As an exhibition Ghost Stone might be thought of as a Nonsite, a form of indoor Earthwork originally authored and theorized by Robert Smithson in the late 1960s. As in Smithson’s Nonsites, which represent or refer to other sites without relying on resemblance, Lichty forms a physical and metaphorical connection between the space of YveYANG and the Liberty Hill mine. His work shares the directness of minimalist and conceptual art practices that engender a mute, hermetic quality. This quietude allows the work to remain sensitive to the poetics of shifting contexts. Earthroom, the iconic Walter De Maria piece located just a few blocks north on Wooster Street, shares this open character as well as a commitment to natural light that is only interrupted during dark winter evenings. Unlike Smithson’s Nonsites that impose a “logical picture” on his materials, or De Maria’s tendency to quantify his work using specific measurements – for example Earthroom is described as 250 cubic yards of earth – Lichty does not superimpose analytic abstraction on his materials. Instead, he works in tandem with the natural capacities his raw materials already hold. Virtual potentials of material from the Sierra mine are manifest and amplified in the gallery. Iron ore will sound in the ringing of the bell, warm amber colored light will stream through rosin-glazed windows, and the freshness of pine aromatics will fill the air. Relatedly, the sculptures in Ghost Stone are not innovative figures but rather participate in existing cultural forms that have a timeless quality: windows, bells, and a scholar’s rock. Lichty’s materials tend to be sourced and processed firsthand, where witnessing and negotiating the ethics of extraction and sustainability are unavoidable. Transformation is key but is guided by an ethos of participation and contribution that might best be characterized as alignment. In Ghost Stone, elemental materials from the Liberty Hill mine area are aligned to foster sensory experience, presence, and contemplation of the long dynamic embrace of nature and culture.

Words by Juliet Jacobson.

Stephen Lichty (b. 1983, Kansas City, MO) lives and works in San Francisco, California.

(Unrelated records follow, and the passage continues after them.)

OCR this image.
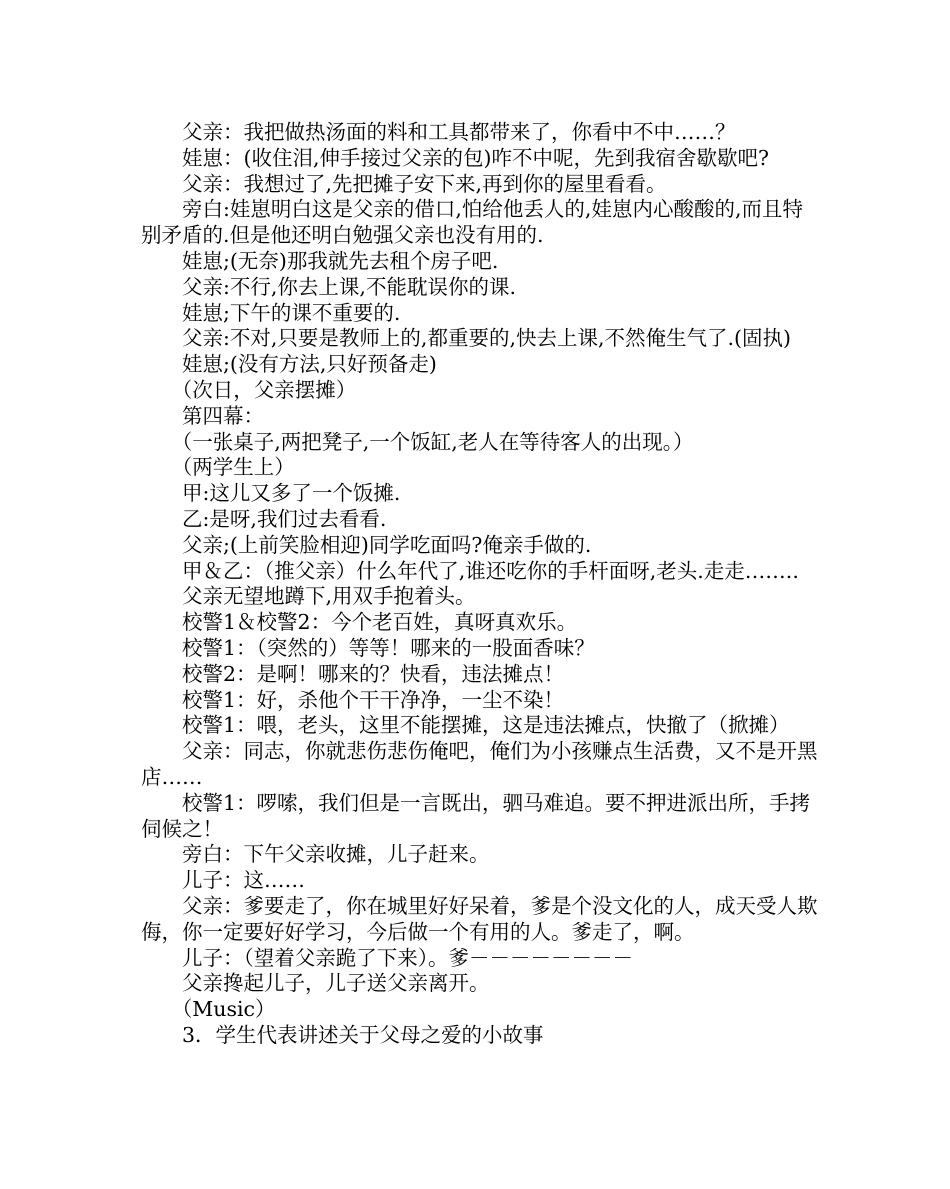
父亲：我把做热汤面的料和工具都带来了，你看中不中……？

娃崽：(收住泪,伸手接过父亲的包)咋不中呢，先到我宿舍歇歇吧?

父亲：我想过了,先把摊子安下来,再到你的屋里看看。

旁白:娃崽明白这是父亲的借口,怕给他丢人的,娃崽内心酸酸的,而且特别矛盾的.但是他还明白勉强父亲也没有用的.

娃崽;(无奈)那我就先去租个房子吧.

父亲:不行,你去上课,不能耽误你的课.

娃崽;下午的课不重要的.

父亲:不对,只要是教师上的,都重要的,快去上课,不然俺生气了.(固执)

娃崽;(没有方法,只好预备走)

（次日，父亲摆摊）

第四幕：

（一张桌子,两把凳子,一个饭缸,老人在等待客人的出现。）

（两学生上）

甲:这儿又多了一个饭摊.

乙:是呀,我们过去看看.

父亲;(上前笑脸相迎)同学吃面吗?俺亲手做的.

甲＆乙：（推父亲）什么年代了,谁还吃你的手杆面呀,老头.走走……..

父亲无望地蹲下,用双手抱着头。

校警1＆校警2：今个老百姓，真呀真欢乐。

校警1：（突然的）等等！哪来的一股面香味？

校警2：是啊！哪来的？快看，违法摊点！

校警1：好，杀他个干干净净，一尘不染！

校警1：喂，老头，这里不能摆摊，这是违法摊点，快撤了（掀摊）

父亲：同志，你就悲伤悲伤俺吧，俺们为小孩赚点生活费，又不是开黑店……

校警1：啰嗦，我们但是一言既出，驷马难追。要不押进派出所，手拷伺候之！

旁白：下午父亲收摊，儿子赶来。

儿子：这……

父亲：爹要走了，你在城里好好呆着，爹是个没文化的人，成天受人欺侮，你一定要好好学习，今后做一个有用的人。爹走了，啊。

儿子：（望着父亲跪了下来）。爹－－－－－－－－

父亲搀起儿子，儿子送父亲离开。

（Music）

3．学生代表讲述关于父母之爱的小故事
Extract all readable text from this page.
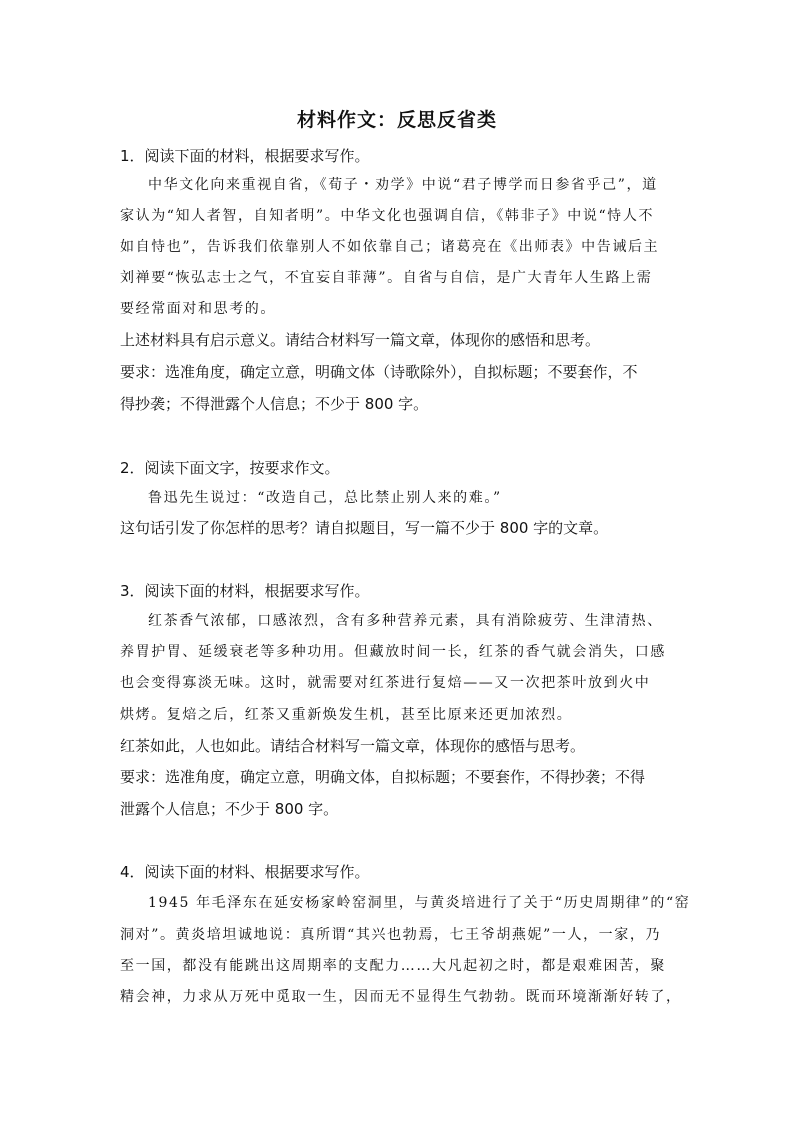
材料作文：反思反省类
1．阅读下面的材料，根据要求写作。
中华文化向来重视自省，《荀子・劝学》中说“君子博学而日参省乎己”，道
家认为“知人者智，自知者明”。中华文化也强调自信，《韩非子》中说“恃人不
如自恃也”，告诉我们依靠别人不如依靠自己；诸葛亮在《出师表》中告诫后主
刘禅要“恢弘志士之气，不宜妄自菲薄”。自省与自信，是广大青年人生路上需
要经常面对和思考的。
上述材料具有启示意义。请结合材料写一篇文章，体现你的感悟和思考。
要求：选准角度，确定立意，明确文体（诗歌除外），自拟标题；不要套作，不
得抄袭；不得泄露个人信息；不少于 800 字。
2．阅读下面文字，按要求作文。
鲁迅先生说过：“改造自己，总比禁止别人来的难。”
这句话引发了你怎样的思考？请自拟题目，写一篇不少于 800 字的文章。
3．阅读下面的材料，根据要求写作。
红茶香气浓郁，口感浓烈，含有多种营养元素，具有消除疲劳、生津清热、
养胃护胃、延缓衰老等多种功用。但藏放时间一长，红茶的香气就会消失，口感
也会变得寡淡无味。这时，就需要对红茶进行复焙——又一次把茶叶放到火中
烘烤。复焙之后，红茶又重新焕发生机，甚至比原来还更加浓烈。
红茶如此，人也如此。请结合材料写一篇文章，体现你的感悟与思考。
要求：选准角度，确定立意，明确文体，自拟标题；不要套作，不得抄袭；不得
泄露个人信息；不少于 800 字。
4．阅读下面的材料、根据要求写作。
1945 年毛泽东在延安杨家岭窑洞里，与黄炎培进行了关于“历史周期律”的“窑
洞对”。黄炎培坦诚地说：真所谓“其兴也勃焉，七王爷胡燕妮”一人，一家，乃
至一国，都没有能跳出这周期率的支配力……大凡起初之时，都是艰难困苦，聚
精会神，力求从万死中觅取一生，因而无不显得生气勃勃。既而环境渐渐好转了，
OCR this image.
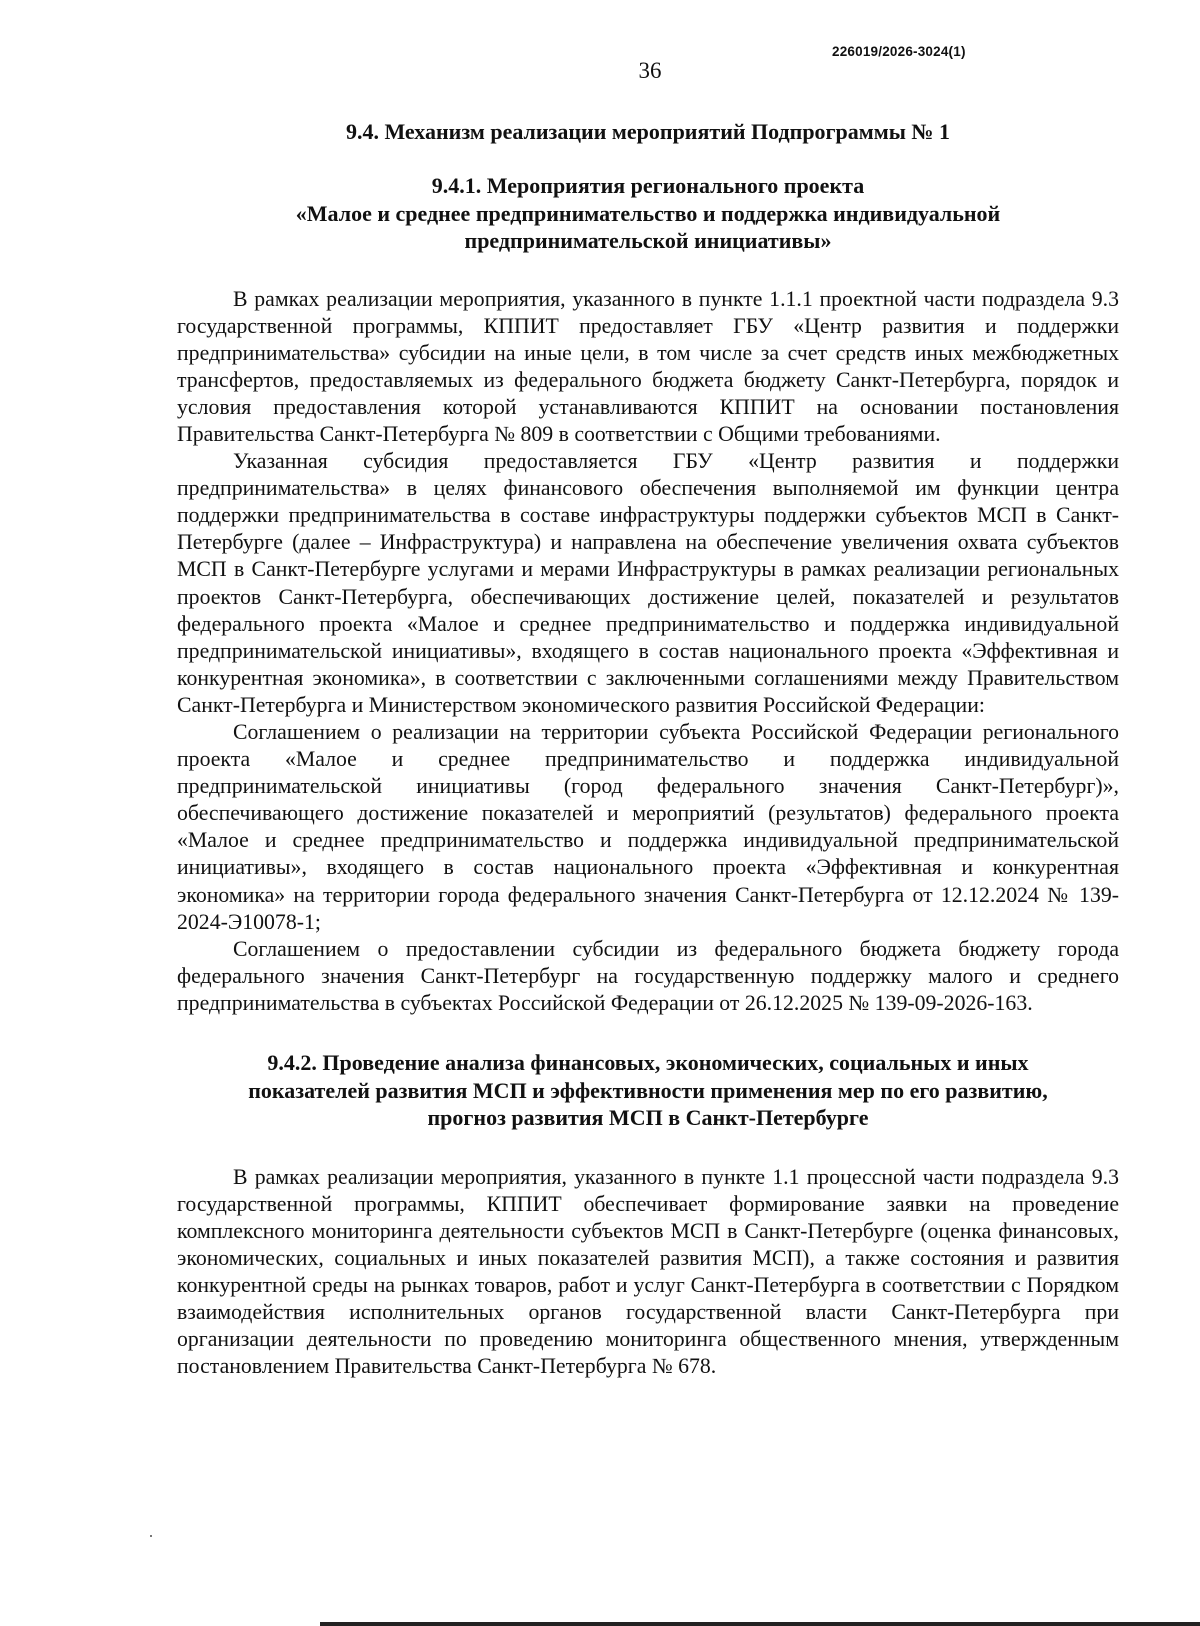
226019/2026-3024(1)
36
9.4. Механизм реализации мероприятий Подпрограммы № 1
9.4.1. Мероприятия регионального проекта
«Малое и среднее предпринимательство и поддержка индивидуальной
предпринимательской инициативы»

В рамках реализации мероприятия, указанного в пункте 1.1.1 проектной части подраздела 9.3 государственной программы, КППИТ предоставляет ГБУ «Центр развития и поддержки предпринимательства» субсидии на иные цели, в том числе за счет средств иных межбюджетных трансфертов, предоставляемых из федерального бюджета бюджету Санкт-Петербурга, порядок и условия предоставления которой устанавливаются КППИТ на основании постановления Правительства Санкт-Петербурга № 809 в соответствии с Общими требованиями.

Указанная субсидия предоставляется ГБУ «Центр развития и поддержки предпринимательства» в целях финансового обеспечения выполняемой им функции центра поддержки предпринимательства в составе инфраструктуры поддержки субъектов МСП в Санкт-Петербурге (далее – Инфраструктура) и направлена на обеспечение увеличения охвата субъектов МСП в Санкт-Петербурге услугами и мерами Инфраструктуры в рамках реализации региональных проектов Санкт-Петербурга, обеспечивающих достижение целей, показателей и результатов федерального проекта «Малое и среднее предпринимательство и поддержка индивидуальной предпринимательской инициативы», входящего в состав национального проекта «Эффективная и конкурентная экономика», в соответствии с заключенными соглашениями между Правительством Санкт-Петербурга и Министерством экономического развития Российской Федерации:

Соглашением о реализации на территории субъекта Российской Федерации регионального проекта «Малое и среднее предпринимательство и поддержка индивидуальной предпринимательской инициативы (город федерального значения Санкт-Петербург)», обеспечивающего достижение показателей и мероприятий (результатов) федерального проекта «Малое и среднее предпринимательство и поддержка индивидуальной предпринимательской инициативы», входящего в состав национального проекта «Эффективная и конкурентная экономика» на территории города федерального значения Санкт-Петербурга от 12.12.2024 № 139-2024-Э10078-1;

Соглашением о предоставлении субсидии из федерального бюджета бюджету города федерального значения Санкт-Петербург на государственную поддержку малого и среднего предпринимательства в субъектах Российской Федерации от 26.12.2025 № 139-09-2026-163.

9.4.2. Проведение анализа финансовых, экономических, социальных и иных
показателей развития МСП и эффективности применения мер по его развитию,
прогноз развития МСП в Санкт-Петербурге

В рамках реализации мероприятия, указанного в пункте 1.1 процессной части подраздела 9.3 государственной программы, КППИТ обеспечивает формирование заявки на проведение комплексного мониторинга деятельности субъектов МСП в Санкт-Петербурге (оценка финансовых, экономических, социальных и иных показателей развития МСП), а также состояния и развития конкурентной среды на рынках товаров, работ и услуг Санкт-Петербурга в соответствии с Порядком взаимодействия исполнительных органов государственной власти Санкт-Петербурга при организации деятельности по проведению мониторинга общественного мнения, утвержденным постановлением Правительства Санкт-Петербурга № 678.
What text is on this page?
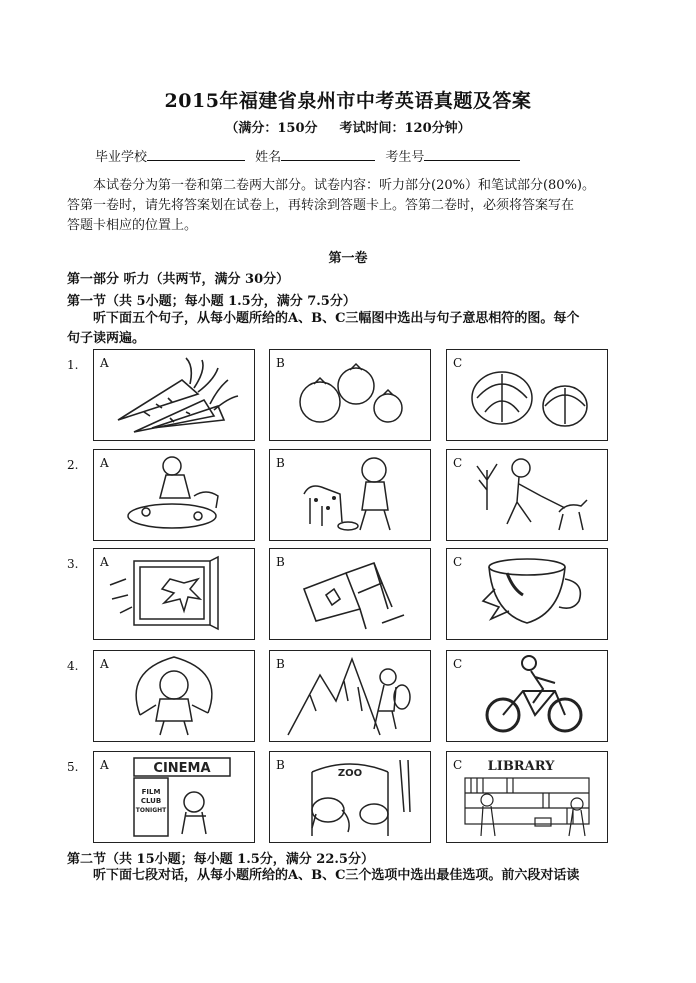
2015年福建省泉州市中考英语真题及答案
（满分：150分 考试时间：120分钟）
毕业学校	姓名	考生号
本试卷分为第一卷和第二卷两大部分。试卷内容：听力部分(20%）和笔试部分(80%)。
答第一卷时，请先将答案划在试卷上，再转涂到答题卡上。答第二卷时，必须将答案写在
答题卡相应的位置上。
第一卷
第一部分 听力（共两节，满分 30分）
第一节（共 5小题；每小题 1.5分，满分 7.5分）
听下面五个句子，从每小题所给的A、B、C三幅图中选出与句子意思相符的图。每个
句子读两遍。
1. A	B	C
2. A	B	C
3. A	B	C
4. A	B	C
5. A	CINEMA
FILM
CLUB
TONIGHT
B
ZOO
C LIBRARY
第二节（共 15小题；每小题 1.5分，满分 22.5分）
听下面七段对话，从每小题所给的A、B、C三个选项中选出最佳选项。前六段对话读
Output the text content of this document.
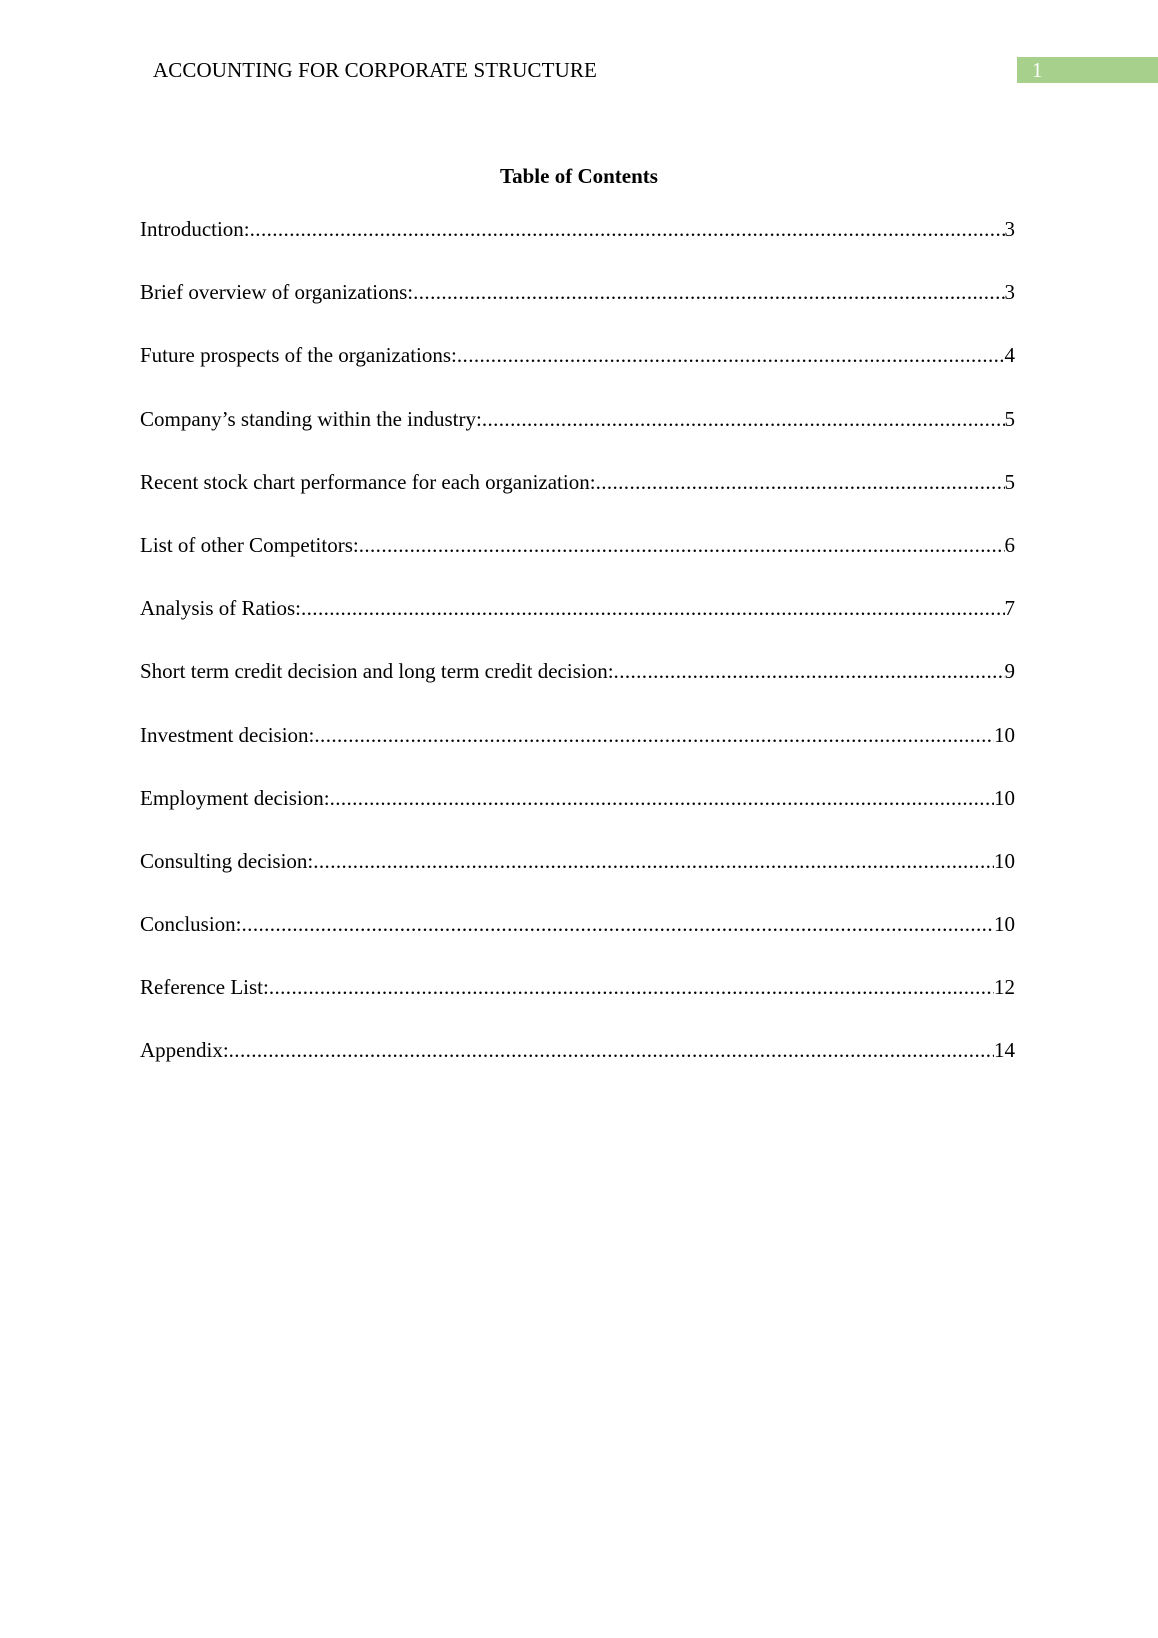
ACCOUNTING FOR CORPORATE STRUCTURE	1
Table of Contents
Introduction: .....	3
Brief overview of organizations: .....	3
Future prospects of the organizations: .....	4
Company’s standing within the industry: .....	5
Recent stock chart performance for each organization: .....	5
List of other Competitors: .....	6
Analysis of Ratios: .....	7
Short term credit decision and long term credit decision: .....	9
Investment decision: .....	10
Employment decision: .....	10
Consulting decision: .....	10
Conclusion: .....	10
Reference List: .....	12
Appendix: .....	14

Recent solo exhibitions include Foxy Production, New York (2021, 2016, 2014); Veda, Florence (2020); and Adams and Ollman, Portland (2019). Recent group exhibitions include the Sky High Farm Biennial, Germantown, NY (2025); Michael Benevento Gallery, Los Angeles (2024); Sweetwater, Berlin (2024); Palazzo Fortuny, Venice (2017); and The Noguchi Museum, New York (2016). Lichty’s work has been exhibited through performances at The Noguchi Museum, New York; Socrates Sculpture Park, New York; House of Seiko, San Francisco, along with a public art commission in collaboration with Jim Woodfill for a library in Shawnee, Kansas.